WASHINGTON: Microsoft founder, philanthropist and public health advocate Bill Gates has spoken to an American TV channel about how his GERM of an idea could help prevent the next global pandemic.
He told CNN’s Fareed Zakaria how the Global Epidemic Response and Mobilisation plan would cost $1 billion a year.
“You want to stop it before it gets to lots of countries, which is when it becomes a so-called pandemic. You have to nip it in the bud,” he said.
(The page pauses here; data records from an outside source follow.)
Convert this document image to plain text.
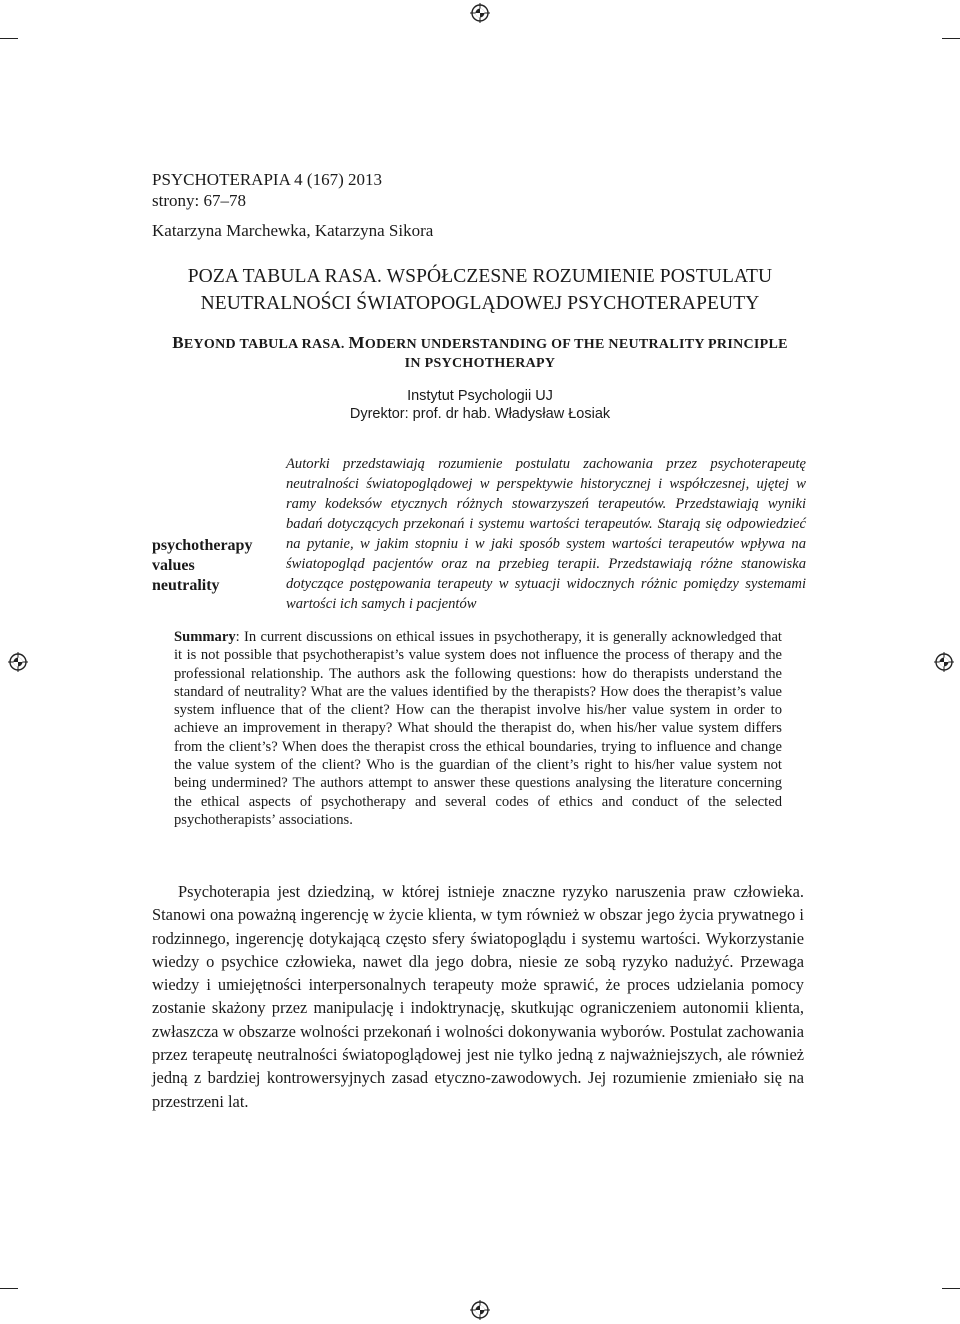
PSYCHOTERAPIA 4 (167) 2013
strony: 67–78
Katarzyna Marchewka, Katarzyna Sikora
POZA TABULA RASA. WSPÓŁCZESNE ROZUMIENIE POSTULATU
NEUTRALNOŚCI ŚWIATOPOGLĄDOWEJ PSYCHOTERAPEUTY
BEYOND TABULA RASA. MODERN UNDERSTANDING OF THE NEUTRALITY PRINCIPLE
IN PSYCHOTHERAPY
Instytut Psychologii UJ
Dyrektor: prof. dr hab. Władysław Łosiak
psychotherapy
values
neutrality
Autorki przedstawiają rozumienie postulatu zachowania przez psychoterapeutę neutralności światopoglądowej w perspektywie historycznej i współczesnej, ujętej w ramy kodeksów etycznych różnych stowarzyszeń terapeutów. Przedstawiają wyniki badań dotyczących przekonań i systemu wartości terapeutów. Starają się odpowiedzieć na pytanie, w jakim stopniu i w jaki sposób system wartości terapeutów wpływa na światopogląd pacjentów oraz na przebieg terapii. Przedstawiają różne stanowiska dotyczące postępowania terapeuty w sytuacji widocznych różnic pomiędzy systemami wartości ich samych i pacjentów
Summary: In current discussions on ethical issues in psychotherapy, it is generally acknowledged that it is not possible that psychotherapist’s value system does not influence the process of therapy and the professional relationship. The authors ask the following questions: how do therapists understand the standard of neutrality? What are the values identified by the therapists? How does the therapist’s value system influence that of the client? How can the therapist involve his/her value system in order to achieve an improvement in therapy? What should the therapist do, when his/her value system differs from the client’s? When does the therapist cross the ethical boundaries, trying to influence and change the value system of the client? Who is the guardian of the client’s right to his/her value system not being undermined? The authors attempt to answer these questions analysing the literature concerning the ethical aspects of psychotherapy and several codes of ethics and conduct of the selected psychotherapists’ associations.
Psychoterapia jest dziedziną, w której istnieje znaczne ryzyko naruszenia praw człowieka. Stanowi ona poważną ingerencję w życie klienta, w tym również w obszar jego życia prywatnego i rodzinnego, ingerencję dotykającą często sfery światopoglądu i systemu wartości. Wykorzystanie wiedzy o psychice człowieka, nawet dla jego dobra, niesie ze sobą ryzyko nadużyć. Przewaga wiedzy i umiejętności interpersonalnych terapeuty może sprawić, że proces udzielania pomocy zostanie skażony przez manipulację i indoktrynację, skutkując ograniczeniem autonomii klienta, zwłaszcza w obszarze wolności przekonań i wolności dokonywania wyborów. Postulat zachowania przez terapeutę neutralności światopoglądowej jest nie tylko jedną z najważniejszych, ale również jedną z bardziej kontrowersyjnych zasad etyczno-zawodowych. Jej rozumienie zmieniało się na przestrzeni lat.
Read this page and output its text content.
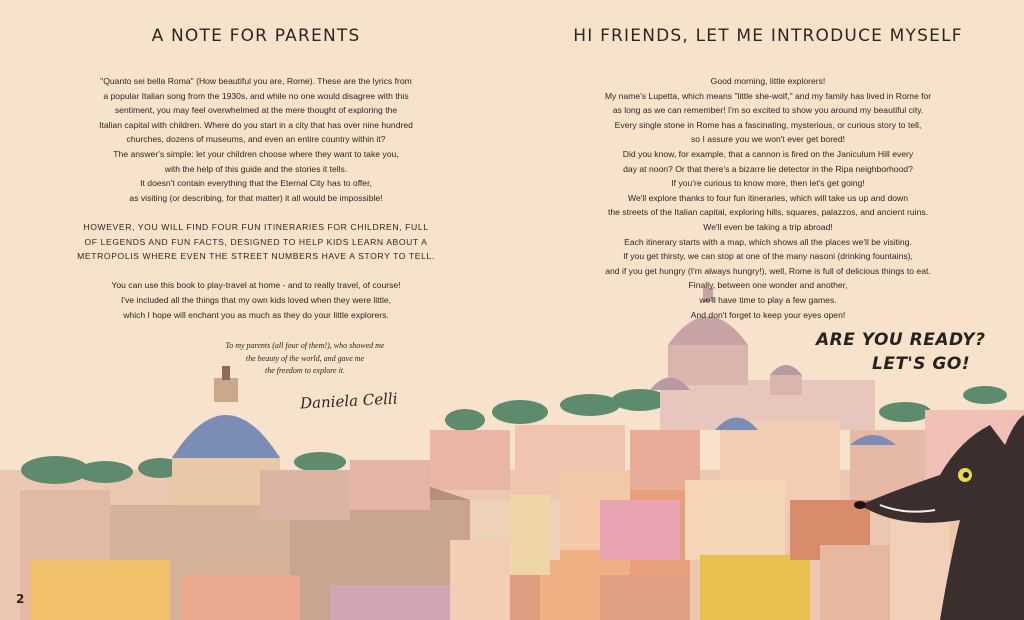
A NOTE FOR PARENTS

"Quanto sei bella Roma" (How beautiful you are, Rome). These are the lyrics from

a popular Italian song from the 1930s, and while no one would disagree with this

sentiment, you may feel overwhelmed at the mere thought of exploring the

Italian capital with children. Where do you start in a city that has over nine hundred

churches, dozens of museums, and even an entire country within it?

The answer's simple: let your children choose where they want to take you,

with the help of this guide and the stories it tells.

It doesn't contain everything that the Eternal City has to offer,

as visiting (or describing, for that matter) it all would be impossible!

HOWEVER, YOU WILL FIND FOUR FUN ITINERARIES FOR CHILDREN, FULL

OF LEGENDS AND FUN FACTS, DESIGNED TO HELP KIDS LEARN ABOUT A

METROPOLIS WHERE EVEN THE STREET NUMBERS HAVE A STORY TO TELL.

You can use this book to play-travel at home - and to really travel, of course!

I've included all the things that my own kids loved when they were little,

which I hope will enchant you as much as they do your little explorers.

To my parents (all four of them!), who showed me

the beauty of the world, and gave me

the freedom to explore it.

Daniela Celli
HI FRIENDS, LET ME INTRODUCE MYSELF

Good morning, little explorers!

My name's Lupetta, which means "little she-wolf," and my family has lived in Rome for

as long as we can remember! I'm so excited to show you around my beautiful city.

Every single stone in Rome has a fascinating, mysterious, or curious story to tell,

so I assure you we won't ever get bored!

Did you know, for example, that a cannon is fired on the Janiculum Hill every

day at noon? Or that there's a bizarre lie detector in the Ripa neighborhood?

If you're curious to know more, then let's get going!

We'll explore thanks to four fun itineraries, which will take us up and down

the streets of the Italian capital, exploring hills, squares, palazzos, and ancient ruins.

We'll even be taking a trip abroad!

Each itinerary starts with a map, which shows all the places we'll be visiting.

If you get thirsty, we can stop at one of the many nasoni (drinking fountains),

and if you get hungry (I'm always hungry!), well, Rome is full of delicious things to eat.

Finally, between one wonder and another,

we'll have time to play a few games.

And don't forget to keep your eyes open!

ARE YOU READY?
LET'S GO!
2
The big risk is a human-to-human transmissible respiratory virus, he said, and it would make sense to have a group connected with the World Health Organisation (WHO) that ‘sees that outbreak early and is able to go in, to look, sequence what it is and the nature of it, and have some tools’ so ‘you can give people not only masks but give them drugs to block transmission’.
It’s tiny compared to the numbers involved in the Covid-19 pandemic, he added. Forbes, for example, reported that Covid-19’s $24 trillion cost so far means global economics will never be the same.
He fears it is just a matter of time before the next crisis hits, perhaps starting in Asian or Africa because the boundaries between animals and humans are getting closer and closer.
Following a fact-finding mission in China, a WHO team investigating the origins of the Covid-19 pandemic concluded that the virus probably originated in bats and passed to people through an intermediate animal.
Gates earlier told the UK’s Financial Times that his proposed GERM task force would require significant financial investment from WHO and its member countries in order to create a global team of experts, including epidemiologists and virologists, and give them the tools they need to proactively identify and contain future outbreaks.
“It’s one of the cheapest insurance policies,” Gates said on CNN in his latest interview.
Whether anyone listens, in the midst of soaring inflation and the Ukraine conflict, is anyone’s guess, although he has a track record on the subject.
Gates first recognised the threat of a pandemic during a 2015 Ted Talk titled: The next outbreak? We’re not ready.